Il Def è stato approvato, ma per molti si poteva fare di più. Dal documento di economia e finanza che arriva a fronteggiare una doppia crisi - quella pandemica e quella scoppiata in seguito all'invasione dell'Ucraina - associazioni, sindacati e persino qualche gruppo parlamentare si aspettavano qualche sostegno in più in favore delle fasce più deboli, o di quelle che stanno pagando di più questo aumento dei prezzi scoppiato nel nuovo anno.

 

La forte ripresa che si era registrata nel 2021, ha subito una brusca battuta di arresto con il conflitto innescato dalla Russia e oggi i tecnici della Camera, nella relazione illustrativa al Def, descrivono un “quadro economico fortemente condizionato dall'incertezza”.

 

In questo contesto la fiducia di imprese e famiglie è sotto i piedi, con i prezzi dell'energia e degli alimentari che continuano a salire mettendo in crisi i conti familiari, soprattutto i redditi da lavoro dipendente che subiscono di più il peso dell'inflazione.

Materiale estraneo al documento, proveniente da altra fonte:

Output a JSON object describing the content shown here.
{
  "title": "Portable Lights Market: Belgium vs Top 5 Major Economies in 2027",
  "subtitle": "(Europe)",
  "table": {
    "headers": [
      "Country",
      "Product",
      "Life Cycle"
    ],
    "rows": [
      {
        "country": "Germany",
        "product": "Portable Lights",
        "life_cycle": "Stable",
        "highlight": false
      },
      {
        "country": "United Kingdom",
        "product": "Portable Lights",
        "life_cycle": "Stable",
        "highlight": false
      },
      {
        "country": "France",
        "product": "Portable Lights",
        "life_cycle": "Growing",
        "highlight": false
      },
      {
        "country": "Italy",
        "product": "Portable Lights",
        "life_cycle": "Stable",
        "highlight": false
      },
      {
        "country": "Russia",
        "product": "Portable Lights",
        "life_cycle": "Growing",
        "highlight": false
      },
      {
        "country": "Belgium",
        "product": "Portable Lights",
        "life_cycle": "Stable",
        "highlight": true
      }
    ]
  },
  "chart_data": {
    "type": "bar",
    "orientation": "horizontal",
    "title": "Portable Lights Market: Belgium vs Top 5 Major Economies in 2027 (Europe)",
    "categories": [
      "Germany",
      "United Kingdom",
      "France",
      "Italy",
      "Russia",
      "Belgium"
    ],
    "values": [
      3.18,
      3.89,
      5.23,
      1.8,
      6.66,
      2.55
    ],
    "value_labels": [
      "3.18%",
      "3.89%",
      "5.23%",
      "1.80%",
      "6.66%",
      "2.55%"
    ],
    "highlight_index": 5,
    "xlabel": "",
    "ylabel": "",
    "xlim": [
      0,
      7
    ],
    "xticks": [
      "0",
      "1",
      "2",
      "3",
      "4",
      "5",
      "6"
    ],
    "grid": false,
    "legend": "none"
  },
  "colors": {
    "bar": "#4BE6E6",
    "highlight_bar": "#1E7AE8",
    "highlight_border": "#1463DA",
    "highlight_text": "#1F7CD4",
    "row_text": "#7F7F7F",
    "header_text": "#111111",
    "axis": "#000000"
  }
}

Ed è proprio su questo punto che Stefano Fassina, deputato di Liberi e Uguali ed economista, punta il dito: «C'è bisogno di non scaricare sulle condizioni delle lavoratrici e dei lavoratori questa spirale inflazionistica, c'è bisogno di un'attenzione anche a livello europeo perché, a differenza del 1992-1993, la politica monetaria si fa a Francoforte, non si fa a Roma in via Nazionale e non è possibile immaginare una nuova scala mobile. Su questo il Governo dovrebbe prestare attenzione. Quindi, da un lato, tetti ai prezzi fondamentali delle materie prime, a cominciare dall'energia, dall'altro, una politica dei redditi assistita da misure sul versante della tassazione, sia per la difesa del potere d'acquisto sia per quanto riguarda gli utili delle imprese».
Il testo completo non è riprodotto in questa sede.